Kampung Melo adalah salah satu kampung adat yang berada di Flores. Berada di kaki Gunung Beliling, kampung ini memiliki dataran yang berundak. Panorama di sana pun tak kalah indah. Melihat pemandangan dari ‘beranda’nya saja sudah membuat saya menahan nafas. Pepohonan hijau menutupi daratan di bawahnya. Langit biru bersih dengan awan tipis menjadi payung alam yang sempurna.

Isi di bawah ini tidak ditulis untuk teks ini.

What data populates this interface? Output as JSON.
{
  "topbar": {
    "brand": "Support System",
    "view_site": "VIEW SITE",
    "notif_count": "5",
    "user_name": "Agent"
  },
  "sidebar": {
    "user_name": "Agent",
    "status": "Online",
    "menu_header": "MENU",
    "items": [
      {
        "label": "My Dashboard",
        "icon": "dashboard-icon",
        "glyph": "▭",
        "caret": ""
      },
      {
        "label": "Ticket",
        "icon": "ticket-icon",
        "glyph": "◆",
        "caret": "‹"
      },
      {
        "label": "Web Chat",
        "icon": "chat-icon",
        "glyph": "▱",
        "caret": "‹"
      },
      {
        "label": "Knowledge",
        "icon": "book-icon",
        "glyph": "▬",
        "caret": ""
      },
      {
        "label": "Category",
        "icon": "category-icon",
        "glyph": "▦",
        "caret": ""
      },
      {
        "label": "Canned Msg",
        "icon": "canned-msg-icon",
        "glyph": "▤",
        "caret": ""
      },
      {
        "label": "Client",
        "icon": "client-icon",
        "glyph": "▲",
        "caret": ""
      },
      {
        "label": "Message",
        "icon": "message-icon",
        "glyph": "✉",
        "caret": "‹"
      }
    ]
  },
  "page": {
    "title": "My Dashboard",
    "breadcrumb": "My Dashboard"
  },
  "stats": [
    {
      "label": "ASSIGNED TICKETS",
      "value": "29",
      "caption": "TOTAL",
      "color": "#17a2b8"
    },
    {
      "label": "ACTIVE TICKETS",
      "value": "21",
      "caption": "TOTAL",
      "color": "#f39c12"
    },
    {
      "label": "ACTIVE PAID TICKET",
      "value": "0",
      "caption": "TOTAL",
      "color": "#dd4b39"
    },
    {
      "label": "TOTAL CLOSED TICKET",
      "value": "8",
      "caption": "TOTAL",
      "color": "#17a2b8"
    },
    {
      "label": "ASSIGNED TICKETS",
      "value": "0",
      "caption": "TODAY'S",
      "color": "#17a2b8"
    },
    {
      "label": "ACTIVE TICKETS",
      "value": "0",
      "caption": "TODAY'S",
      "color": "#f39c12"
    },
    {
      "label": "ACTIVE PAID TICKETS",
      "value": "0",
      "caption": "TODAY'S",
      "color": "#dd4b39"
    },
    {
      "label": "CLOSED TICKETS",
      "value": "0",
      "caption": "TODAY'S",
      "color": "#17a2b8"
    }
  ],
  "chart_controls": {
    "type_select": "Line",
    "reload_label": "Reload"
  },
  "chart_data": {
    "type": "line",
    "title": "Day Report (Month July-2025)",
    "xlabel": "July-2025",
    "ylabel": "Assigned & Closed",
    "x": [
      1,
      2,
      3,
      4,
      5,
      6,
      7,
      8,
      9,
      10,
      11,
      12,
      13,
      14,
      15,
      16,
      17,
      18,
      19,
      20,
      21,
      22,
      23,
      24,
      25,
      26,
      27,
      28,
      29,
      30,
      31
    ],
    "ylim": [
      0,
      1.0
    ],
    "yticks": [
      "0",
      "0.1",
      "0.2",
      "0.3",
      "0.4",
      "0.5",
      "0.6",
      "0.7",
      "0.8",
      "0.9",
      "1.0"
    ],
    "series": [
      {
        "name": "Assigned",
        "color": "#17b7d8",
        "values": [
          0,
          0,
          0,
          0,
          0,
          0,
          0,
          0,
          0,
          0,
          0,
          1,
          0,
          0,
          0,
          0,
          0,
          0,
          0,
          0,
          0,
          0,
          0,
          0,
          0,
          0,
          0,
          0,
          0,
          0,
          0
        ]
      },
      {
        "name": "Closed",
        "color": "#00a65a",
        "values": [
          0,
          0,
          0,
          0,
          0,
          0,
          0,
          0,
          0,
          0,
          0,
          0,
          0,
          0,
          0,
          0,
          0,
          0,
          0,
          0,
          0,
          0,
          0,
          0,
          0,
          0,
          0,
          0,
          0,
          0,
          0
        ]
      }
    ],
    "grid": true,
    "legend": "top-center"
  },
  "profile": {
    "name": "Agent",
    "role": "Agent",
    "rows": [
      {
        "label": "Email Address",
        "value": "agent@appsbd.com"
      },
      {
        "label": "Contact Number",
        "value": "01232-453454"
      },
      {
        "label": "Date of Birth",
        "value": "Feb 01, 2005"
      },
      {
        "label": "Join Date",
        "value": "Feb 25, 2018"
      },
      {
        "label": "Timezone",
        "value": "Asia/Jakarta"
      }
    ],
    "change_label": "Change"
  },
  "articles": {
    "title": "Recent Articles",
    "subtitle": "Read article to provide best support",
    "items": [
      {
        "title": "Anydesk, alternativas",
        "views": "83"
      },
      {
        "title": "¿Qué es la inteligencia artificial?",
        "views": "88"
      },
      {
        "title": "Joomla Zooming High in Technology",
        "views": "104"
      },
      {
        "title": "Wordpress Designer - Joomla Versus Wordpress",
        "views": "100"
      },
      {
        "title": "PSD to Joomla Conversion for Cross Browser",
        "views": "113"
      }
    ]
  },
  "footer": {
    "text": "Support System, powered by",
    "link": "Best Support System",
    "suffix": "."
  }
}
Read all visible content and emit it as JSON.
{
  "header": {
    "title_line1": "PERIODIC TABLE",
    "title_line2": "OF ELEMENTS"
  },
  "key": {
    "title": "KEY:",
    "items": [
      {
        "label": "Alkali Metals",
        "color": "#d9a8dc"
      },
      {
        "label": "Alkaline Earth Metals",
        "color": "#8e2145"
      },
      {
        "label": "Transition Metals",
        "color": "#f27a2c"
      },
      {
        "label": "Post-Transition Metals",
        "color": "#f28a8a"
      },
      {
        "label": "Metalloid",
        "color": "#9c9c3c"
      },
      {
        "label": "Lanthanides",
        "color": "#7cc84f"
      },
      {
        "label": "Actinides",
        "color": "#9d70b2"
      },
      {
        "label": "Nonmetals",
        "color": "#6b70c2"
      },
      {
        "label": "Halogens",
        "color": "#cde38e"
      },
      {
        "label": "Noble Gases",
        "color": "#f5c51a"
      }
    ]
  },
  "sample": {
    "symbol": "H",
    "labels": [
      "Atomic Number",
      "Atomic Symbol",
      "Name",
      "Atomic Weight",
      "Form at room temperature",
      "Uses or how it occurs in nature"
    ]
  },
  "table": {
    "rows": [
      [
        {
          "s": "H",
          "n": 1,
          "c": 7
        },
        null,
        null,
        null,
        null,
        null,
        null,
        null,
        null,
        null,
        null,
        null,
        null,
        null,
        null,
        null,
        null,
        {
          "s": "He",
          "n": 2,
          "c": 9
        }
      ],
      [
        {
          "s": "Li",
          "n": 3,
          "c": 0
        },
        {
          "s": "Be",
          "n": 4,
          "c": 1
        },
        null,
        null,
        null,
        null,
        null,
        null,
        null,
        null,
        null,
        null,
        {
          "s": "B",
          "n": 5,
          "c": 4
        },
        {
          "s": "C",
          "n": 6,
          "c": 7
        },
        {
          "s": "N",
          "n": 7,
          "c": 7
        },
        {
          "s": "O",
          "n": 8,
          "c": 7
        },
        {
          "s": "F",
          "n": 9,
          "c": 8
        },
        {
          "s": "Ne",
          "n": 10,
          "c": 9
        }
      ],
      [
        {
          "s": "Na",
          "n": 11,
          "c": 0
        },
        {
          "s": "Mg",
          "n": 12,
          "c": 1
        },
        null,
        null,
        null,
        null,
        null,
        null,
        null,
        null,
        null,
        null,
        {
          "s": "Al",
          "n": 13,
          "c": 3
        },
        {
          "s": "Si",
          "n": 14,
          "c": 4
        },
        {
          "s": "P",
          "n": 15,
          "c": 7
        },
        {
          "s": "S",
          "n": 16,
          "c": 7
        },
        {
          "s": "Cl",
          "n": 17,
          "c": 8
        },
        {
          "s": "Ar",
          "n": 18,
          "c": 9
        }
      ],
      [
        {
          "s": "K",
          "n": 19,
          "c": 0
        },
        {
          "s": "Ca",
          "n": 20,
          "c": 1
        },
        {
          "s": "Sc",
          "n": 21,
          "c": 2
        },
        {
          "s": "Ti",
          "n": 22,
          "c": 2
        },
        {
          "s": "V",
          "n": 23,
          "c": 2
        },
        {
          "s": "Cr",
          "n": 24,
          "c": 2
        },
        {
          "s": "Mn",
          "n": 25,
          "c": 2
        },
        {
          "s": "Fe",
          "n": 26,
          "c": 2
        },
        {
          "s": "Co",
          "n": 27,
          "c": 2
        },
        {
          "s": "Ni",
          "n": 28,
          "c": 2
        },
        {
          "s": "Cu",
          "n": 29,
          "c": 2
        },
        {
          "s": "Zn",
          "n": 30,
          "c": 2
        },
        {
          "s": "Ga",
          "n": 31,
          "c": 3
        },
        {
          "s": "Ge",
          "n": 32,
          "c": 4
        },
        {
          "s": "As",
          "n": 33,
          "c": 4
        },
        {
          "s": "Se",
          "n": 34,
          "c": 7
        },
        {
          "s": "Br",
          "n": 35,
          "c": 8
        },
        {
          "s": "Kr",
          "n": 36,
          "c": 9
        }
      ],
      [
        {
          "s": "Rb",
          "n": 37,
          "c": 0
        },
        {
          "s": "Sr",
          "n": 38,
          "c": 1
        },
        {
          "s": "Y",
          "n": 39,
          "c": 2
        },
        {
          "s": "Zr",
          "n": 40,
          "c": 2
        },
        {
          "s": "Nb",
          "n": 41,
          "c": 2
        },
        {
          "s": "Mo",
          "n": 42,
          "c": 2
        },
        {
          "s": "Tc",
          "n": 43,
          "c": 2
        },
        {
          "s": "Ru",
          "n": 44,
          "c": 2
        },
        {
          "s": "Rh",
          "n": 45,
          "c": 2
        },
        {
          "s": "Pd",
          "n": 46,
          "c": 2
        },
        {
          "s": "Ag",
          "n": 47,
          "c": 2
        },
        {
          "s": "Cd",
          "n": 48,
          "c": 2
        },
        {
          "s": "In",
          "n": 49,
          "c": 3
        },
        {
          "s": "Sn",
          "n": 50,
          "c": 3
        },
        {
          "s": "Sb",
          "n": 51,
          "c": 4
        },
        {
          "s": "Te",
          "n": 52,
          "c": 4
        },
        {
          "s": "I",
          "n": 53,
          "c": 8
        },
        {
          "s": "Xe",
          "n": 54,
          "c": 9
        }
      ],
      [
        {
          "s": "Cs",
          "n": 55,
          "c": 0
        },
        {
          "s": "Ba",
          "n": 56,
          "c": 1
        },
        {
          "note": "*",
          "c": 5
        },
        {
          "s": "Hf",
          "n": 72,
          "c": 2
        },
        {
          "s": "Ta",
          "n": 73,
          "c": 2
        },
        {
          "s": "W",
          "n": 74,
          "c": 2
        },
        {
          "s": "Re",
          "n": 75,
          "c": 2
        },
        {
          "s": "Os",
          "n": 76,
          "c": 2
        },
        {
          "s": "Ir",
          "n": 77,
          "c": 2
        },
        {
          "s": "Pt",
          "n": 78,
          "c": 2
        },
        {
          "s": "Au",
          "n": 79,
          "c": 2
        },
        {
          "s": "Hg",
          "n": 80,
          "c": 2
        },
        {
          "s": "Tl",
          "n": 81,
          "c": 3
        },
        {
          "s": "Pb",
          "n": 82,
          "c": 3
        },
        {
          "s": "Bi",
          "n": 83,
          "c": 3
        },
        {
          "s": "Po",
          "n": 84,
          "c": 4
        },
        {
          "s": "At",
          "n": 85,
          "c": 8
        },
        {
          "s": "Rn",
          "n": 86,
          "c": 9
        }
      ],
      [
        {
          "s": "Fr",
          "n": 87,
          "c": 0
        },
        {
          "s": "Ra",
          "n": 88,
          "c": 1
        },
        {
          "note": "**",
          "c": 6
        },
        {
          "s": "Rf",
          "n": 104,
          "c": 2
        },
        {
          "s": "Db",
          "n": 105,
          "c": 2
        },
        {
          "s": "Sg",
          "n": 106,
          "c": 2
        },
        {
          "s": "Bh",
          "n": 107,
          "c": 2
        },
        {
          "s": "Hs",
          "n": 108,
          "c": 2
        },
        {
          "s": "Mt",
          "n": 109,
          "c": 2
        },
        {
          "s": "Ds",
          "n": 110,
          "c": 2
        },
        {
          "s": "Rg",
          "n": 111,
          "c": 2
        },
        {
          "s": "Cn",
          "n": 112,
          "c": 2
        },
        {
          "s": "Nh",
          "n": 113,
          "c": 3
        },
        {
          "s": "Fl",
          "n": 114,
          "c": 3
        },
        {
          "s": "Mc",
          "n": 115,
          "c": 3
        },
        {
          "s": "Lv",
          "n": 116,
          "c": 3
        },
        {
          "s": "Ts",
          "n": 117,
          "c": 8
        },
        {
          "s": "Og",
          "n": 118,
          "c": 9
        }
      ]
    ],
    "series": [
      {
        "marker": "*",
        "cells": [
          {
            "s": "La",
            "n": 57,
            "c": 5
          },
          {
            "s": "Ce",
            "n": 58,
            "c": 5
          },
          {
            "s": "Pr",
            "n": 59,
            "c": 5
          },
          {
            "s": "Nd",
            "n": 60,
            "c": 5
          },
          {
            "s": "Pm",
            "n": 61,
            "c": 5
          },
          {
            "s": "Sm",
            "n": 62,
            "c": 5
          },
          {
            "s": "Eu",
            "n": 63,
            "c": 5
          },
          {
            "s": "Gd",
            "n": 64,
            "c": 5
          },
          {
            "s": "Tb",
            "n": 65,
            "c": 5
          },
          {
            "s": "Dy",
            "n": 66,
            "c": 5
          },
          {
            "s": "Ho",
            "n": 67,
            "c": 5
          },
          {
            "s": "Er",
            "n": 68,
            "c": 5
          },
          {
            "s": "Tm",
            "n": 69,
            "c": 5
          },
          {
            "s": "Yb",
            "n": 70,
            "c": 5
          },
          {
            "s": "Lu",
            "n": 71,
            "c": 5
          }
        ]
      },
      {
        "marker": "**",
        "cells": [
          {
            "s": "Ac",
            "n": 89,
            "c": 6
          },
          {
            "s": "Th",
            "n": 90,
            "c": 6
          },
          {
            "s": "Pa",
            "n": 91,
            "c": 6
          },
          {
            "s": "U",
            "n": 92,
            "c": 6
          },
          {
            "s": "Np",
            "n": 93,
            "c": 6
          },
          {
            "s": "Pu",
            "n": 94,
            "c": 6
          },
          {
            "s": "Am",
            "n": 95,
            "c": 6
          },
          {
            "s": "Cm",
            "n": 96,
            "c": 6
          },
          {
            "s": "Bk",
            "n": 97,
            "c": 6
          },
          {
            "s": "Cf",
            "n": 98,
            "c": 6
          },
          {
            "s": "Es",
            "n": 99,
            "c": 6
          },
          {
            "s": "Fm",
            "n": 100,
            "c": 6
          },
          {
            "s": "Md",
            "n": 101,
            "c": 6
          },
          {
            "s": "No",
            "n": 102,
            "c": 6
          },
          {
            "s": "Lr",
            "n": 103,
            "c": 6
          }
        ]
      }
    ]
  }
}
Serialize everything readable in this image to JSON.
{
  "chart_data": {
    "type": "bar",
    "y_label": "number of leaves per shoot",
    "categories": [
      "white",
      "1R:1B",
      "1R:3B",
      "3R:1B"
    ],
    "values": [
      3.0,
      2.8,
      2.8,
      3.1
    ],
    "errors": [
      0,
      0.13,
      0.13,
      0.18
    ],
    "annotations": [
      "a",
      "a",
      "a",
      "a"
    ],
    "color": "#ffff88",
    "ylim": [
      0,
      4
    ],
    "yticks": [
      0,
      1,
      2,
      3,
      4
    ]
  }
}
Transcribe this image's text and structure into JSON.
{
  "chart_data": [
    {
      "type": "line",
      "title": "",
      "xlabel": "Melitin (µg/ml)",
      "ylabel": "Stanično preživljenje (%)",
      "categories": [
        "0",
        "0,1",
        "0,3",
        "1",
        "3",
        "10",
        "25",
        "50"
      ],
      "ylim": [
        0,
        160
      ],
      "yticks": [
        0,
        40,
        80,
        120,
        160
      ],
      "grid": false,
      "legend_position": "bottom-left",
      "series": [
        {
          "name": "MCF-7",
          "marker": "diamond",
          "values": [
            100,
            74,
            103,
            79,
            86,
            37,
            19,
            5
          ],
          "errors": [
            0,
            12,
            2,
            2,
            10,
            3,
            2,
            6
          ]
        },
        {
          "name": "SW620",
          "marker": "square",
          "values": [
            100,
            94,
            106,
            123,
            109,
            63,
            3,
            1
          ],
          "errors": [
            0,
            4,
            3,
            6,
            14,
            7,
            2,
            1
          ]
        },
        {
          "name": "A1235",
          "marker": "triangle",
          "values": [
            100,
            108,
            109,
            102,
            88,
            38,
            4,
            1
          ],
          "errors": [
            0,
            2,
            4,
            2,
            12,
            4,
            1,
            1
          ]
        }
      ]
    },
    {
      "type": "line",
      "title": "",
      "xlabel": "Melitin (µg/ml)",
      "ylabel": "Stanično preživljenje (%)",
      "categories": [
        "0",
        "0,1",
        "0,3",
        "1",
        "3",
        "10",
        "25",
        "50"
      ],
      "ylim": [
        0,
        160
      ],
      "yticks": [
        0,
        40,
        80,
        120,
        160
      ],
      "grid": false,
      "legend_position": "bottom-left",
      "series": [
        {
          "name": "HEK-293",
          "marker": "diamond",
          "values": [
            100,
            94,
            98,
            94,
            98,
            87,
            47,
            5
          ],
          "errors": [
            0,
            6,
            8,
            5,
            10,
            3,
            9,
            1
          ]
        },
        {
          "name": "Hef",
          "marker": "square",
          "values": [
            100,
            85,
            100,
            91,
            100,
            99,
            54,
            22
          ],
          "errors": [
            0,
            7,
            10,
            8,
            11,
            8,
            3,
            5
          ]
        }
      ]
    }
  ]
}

Dari 1.800 orang penduduk yang tinggal di sini, saya bertemu dengan 30 di antaranya. Beberapa dari mereka jadi penari, pemusik dan lainnya merupakan tetua dari kampung tersebut. Saya yang waktu itu tergabung dalam grup Adira Faces of Indonesia, disambut baik oleh Kepala Desa. Dengan melakukan Rangkung Alo yang berarti penerimaan adat, kami dari pihak tamu menyerahkan 3 jenis benda antara lain seekor ayam putih, tuak dan sebungkus rokok.

Ayam putih mewakili hati yang putih dari tamu, tuak mewakili kehormatan yang diberikan kepada tetua di kampung sedangkan rokok adalah benda wajib yang harus ada kala ingin bertemu dan berbincang dengan tetua di sana. Mentari saat itu bersinar cerah, cenderung terik. Namun angin yang berhembus tetap sejuk. Maklum saja, letak desa yang ada di kaki gunung membuat suhu di sini cenderung rendah.

Suhu tertinggi di sini hanya mencapai 20 derajat celcius sedangkan suhu terendah di sini bisa mencapai 10 derajat celcius. Saya menyempatkan diri duduk di sebuah kursi yang lebih mirip batu yang diceperkan. Saya menghirup udara dalam-dalam dan membiarkan paru-paru menikmati betapa segarnya udara di kampung adat ini.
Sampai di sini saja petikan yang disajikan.